A double minded man is unstable in all his ways, James 1:8.


There is a movement in American life to simplify educational standards, and I am sure it has counterparts in many lands. Ivy league schools are considering dropping classical studies. Learning about Homer, or Cesar, or the Peloponnesian Wars is seen as dull and needless. It is even seen as harmful since modern educators can see little value in inculcating young minds with such outdated information. It considered too hard to learn for too little value to the student.

Also, in many educational circles subjects such as grammar, higher math, science and history are slowly being dumbed down to accommodate more students. Some of the principal opponents of that kind of educational dilution are Evangelical and Fundamental preachers and educators. From pulpits and in their journalistic endeavors they descry the downhill slouching of educational standards and the coddling of students that leaves the students less prepared to think and reason.

Then they switch gears when it comes to the bible. They take glee in simplifying it. The very fact that the King James Bible is written in a contemplative style in which each word has an exact meaning and is set forth with grammatical precision and often uses older classical words with older classical definitions becomes their rallying cry against it.

Recently a reader of this blog quoted her pastor who preferred the ESV in a particular passage because it was easier to understand. I replied thus:


Most American Evangelicals and Fundamentalists are opposed to the movement in education wherein math is made easier and non-essential, history is watered down, and science is taught on a cursory level. They grew up with an ethic that challenged the young to strive on a yearly basis to improve their basic knowledge and sharpen their reasoning skills and they seek to preserve that ethic. They go so far as to create separate schools and colleges to preserve those higher standards. Then they throw it all away by displacing the King James Bible which requires a disciplined mind and contemplative thought to understand it.
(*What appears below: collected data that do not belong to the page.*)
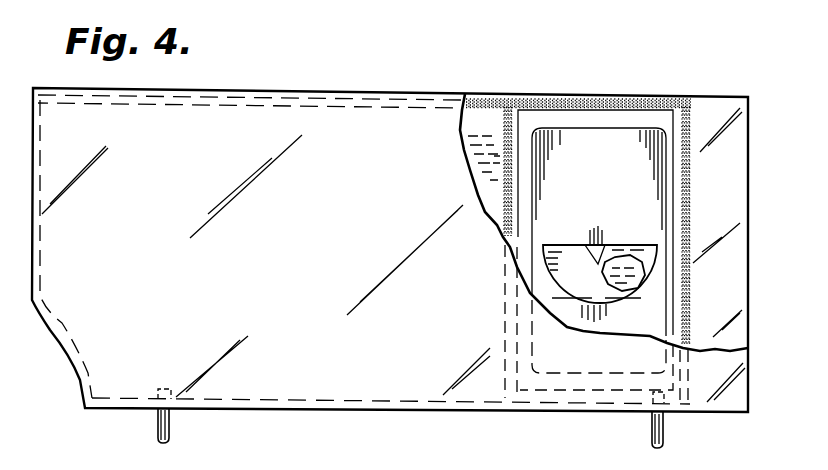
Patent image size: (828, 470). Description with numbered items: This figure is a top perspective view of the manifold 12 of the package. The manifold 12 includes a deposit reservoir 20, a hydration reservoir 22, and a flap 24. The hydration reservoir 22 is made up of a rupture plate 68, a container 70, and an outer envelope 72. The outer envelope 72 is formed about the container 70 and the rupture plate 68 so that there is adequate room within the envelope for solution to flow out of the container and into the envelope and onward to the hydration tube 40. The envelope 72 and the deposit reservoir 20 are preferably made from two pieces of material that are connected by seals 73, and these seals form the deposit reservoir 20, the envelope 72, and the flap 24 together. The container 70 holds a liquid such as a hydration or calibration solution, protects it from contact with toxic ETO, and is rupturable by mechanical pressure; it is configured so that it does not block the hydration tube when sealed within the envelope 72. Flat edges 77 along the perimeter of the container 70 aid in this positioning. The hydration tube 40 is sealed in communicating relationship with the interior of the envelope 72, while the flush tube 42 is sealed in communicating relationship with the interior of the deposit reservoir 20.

The manifold 12 is at (370, 92).
The deposit reservoir 20 is at (262, 104).
The hydration reservoir 22 is at (630, 153).
The flap 24 is at (718, 96).
The hydration tube 40 is at (664, 432).
The flush tube 42 is at (171, 430).
The rupture plate 68 is at (599, 147).
The container 70 is at (592, 290).
The outer envelope 72 is at (547, 395).
The seals 73 is at (364, 403).
The flat edges 77 is at (533, 124).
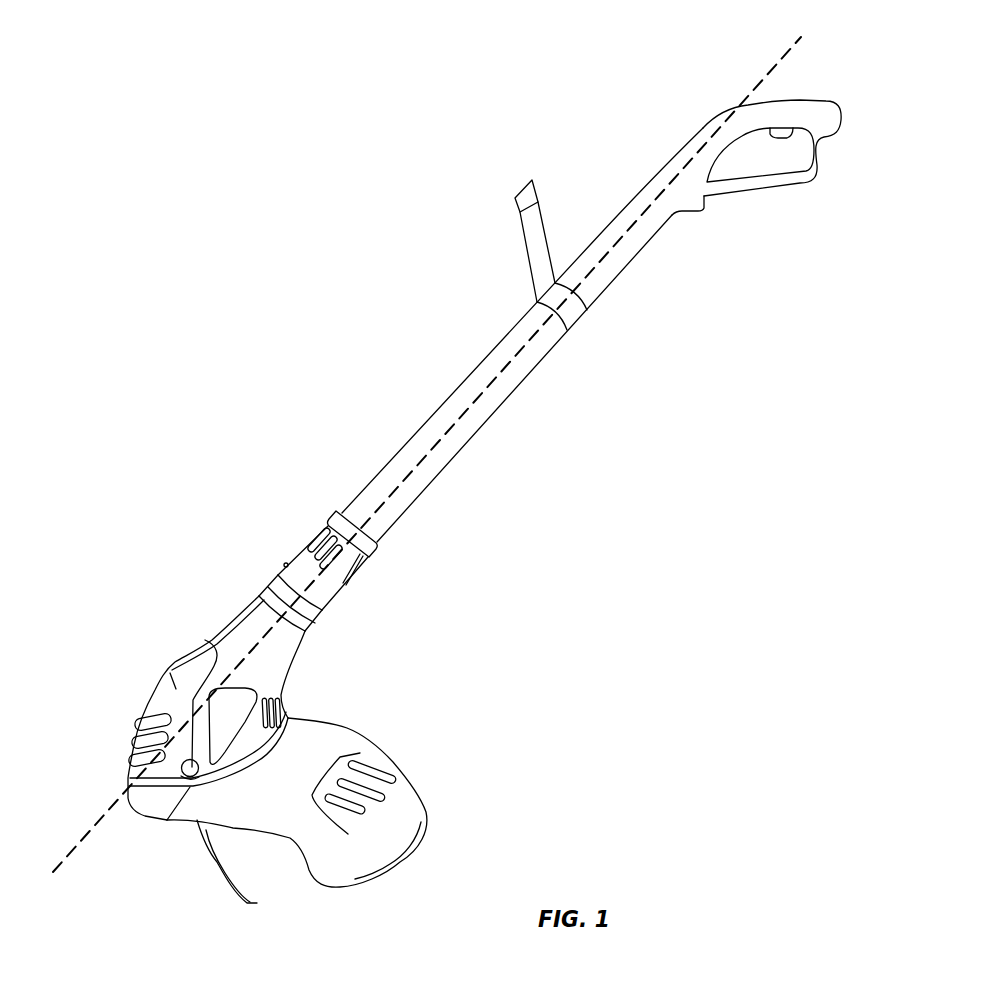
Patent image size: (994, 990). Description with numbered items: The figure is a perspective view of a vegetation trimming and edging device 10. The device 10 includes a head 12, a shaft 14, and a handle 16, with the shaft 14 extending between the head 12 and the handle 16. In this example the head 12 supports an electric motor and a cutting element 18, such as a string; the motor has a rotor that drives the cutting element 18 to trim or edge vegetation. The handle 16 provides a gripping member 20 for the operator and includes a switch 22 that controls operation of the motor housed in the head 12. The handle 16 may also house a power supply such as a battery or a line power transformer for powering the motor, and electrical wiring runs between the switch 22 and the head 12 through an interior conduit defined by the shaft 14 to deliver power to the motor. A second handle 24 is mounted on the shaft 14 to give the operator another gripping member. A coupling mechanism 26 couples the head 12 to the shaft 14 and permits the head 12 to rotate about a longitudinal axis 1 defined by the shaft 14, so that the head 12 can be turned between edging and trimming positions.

The longitudinal axis 1 is at (432, 449).
The vegetation trimming and edging device 10 is at (300, 240).
The head 12 is at (160, 660).
The shaft 14 is at (483, 422).
The handle 16 is at (738, 88).
The cutting element 18 is at (253, 906).
The gripping member 20 is at (805, 107).
The switch 22 is at (780, 138).
The second handle 24 is at (522, 193).
The coupling mechanism 26 is at (318, 503).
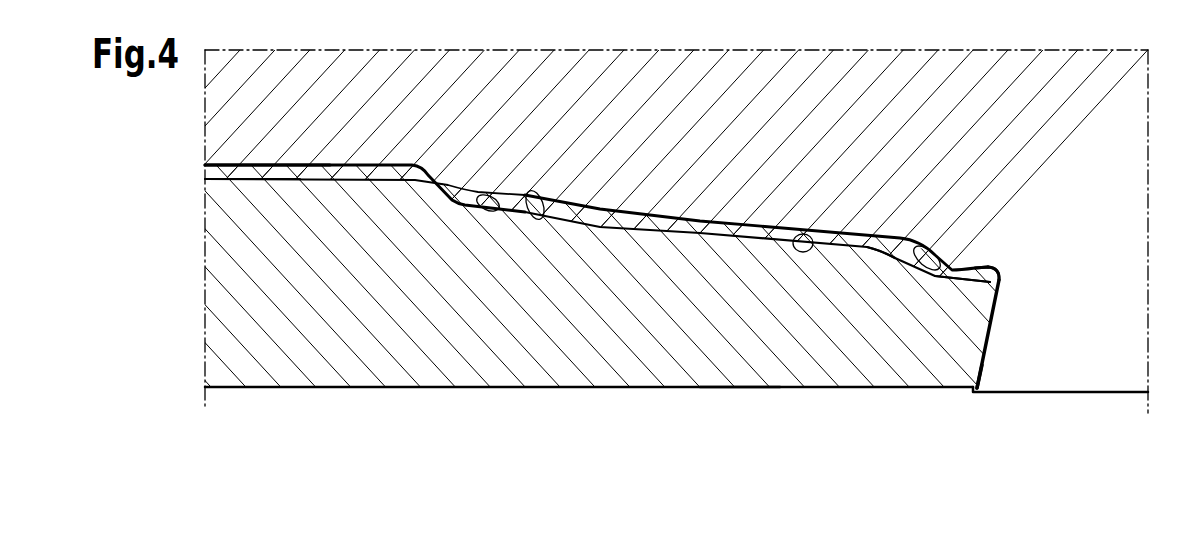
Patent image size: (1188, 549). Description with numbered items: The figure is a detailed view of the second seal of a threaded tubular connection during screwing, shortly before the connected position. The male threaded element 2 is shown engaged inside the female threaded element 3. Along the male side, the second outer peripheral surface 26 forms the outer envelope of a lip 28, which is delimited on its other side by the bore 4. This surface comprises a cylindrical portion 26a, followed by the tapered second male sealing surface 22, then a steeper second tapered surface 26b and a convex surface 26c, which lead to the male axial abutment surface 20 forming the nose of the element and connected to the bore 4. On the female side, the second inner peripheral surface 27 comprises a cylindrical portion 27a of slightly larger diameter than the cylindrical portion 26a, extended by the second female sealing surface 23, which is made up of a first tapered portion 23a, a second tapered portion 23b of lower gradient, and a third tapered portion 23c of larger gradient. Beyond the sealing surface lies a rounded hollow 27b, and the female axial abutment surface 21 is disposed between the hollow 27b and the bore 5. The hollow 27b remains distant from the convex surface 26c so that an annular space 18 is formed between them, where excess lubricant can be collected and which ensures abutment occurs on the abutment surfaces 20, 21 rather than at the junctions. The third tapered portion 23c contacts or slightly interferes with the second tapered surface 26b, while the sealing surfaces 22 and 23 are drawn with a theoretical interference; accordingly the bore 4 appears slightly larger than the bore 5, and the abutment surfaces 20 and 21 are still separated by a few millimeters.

The male threaded element 2 is at (336, 307).
The female threaded element 3 is at (760, 109).
The bore 4 is at (590, 387).
The bore 5 is at (1057, 393).
The annular space 18 is at (1000, 263).
The male axial abutment surface 20 is at (993, 327).
The female axial abutment surface 21 is at (968, 375).
The second male sealing surface 22 is at (633, 212).
The second female sealing surface 23 is at (556, 205).
The first tapered portion 23a is at (480, 196).
The second tapered portion 23b is at (815, 243).
The third tapered portion 23c is at (947, 250).
The second outer peripheral surface 26 is at (329, 173).
The cylindrical portion 26a is at (252, 177).
The second tapered surface 26b is at (893, 253).
The convex surface 26c is at (990, 283).
The second inner peripheral surface 27 is at (388, 166).
The cylindrical portion 27a is at (303, 167).
The rounded hollow 27b is at (1003, 278).
The lip 28 is at (740, 387).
If your pastor were to argue that a child who was fed steak that had already been chewed by his mother and spoon fed to the child, the child would find his steak easier to assimilate and digest; I could not refute that. I would point out that the poor child was missing something essential to life. In the process of cutting that steak, learning how large a bite should be, chewing it as the flavor slowly flowed over his tongue and learning to judge how well it should be chewed before swallowing, the child was far healthier and a more well rounded person than the child who had his mother masticate his food. In fact, one of my sons pursued a study in which a dentist discovered that the reason so many young people today need to have their wisdom teeth removed is that our modern diets never exercise the jaws properly and as a result the jaw shrinks or does not expand to its full capacity. That dentist found indigenous people with natural diets who had fully formed jaws and their teeth fit perfectly.

There is an analogy here that demonstrates the mushy thinking capacities of modern America. As much as your pastor hates the trend in modern thought when it comes to the average person's ability to reason, he is a leader in the movement towards that decline. There is simply no other document in the English Language whereby so many people learned the skills of contemplative thought, reasoning, and logic. All evidence of our forefathers' abilities in those disciplines of thought show that they were well exercised therein. Most of them learned those skills through the King James Bible.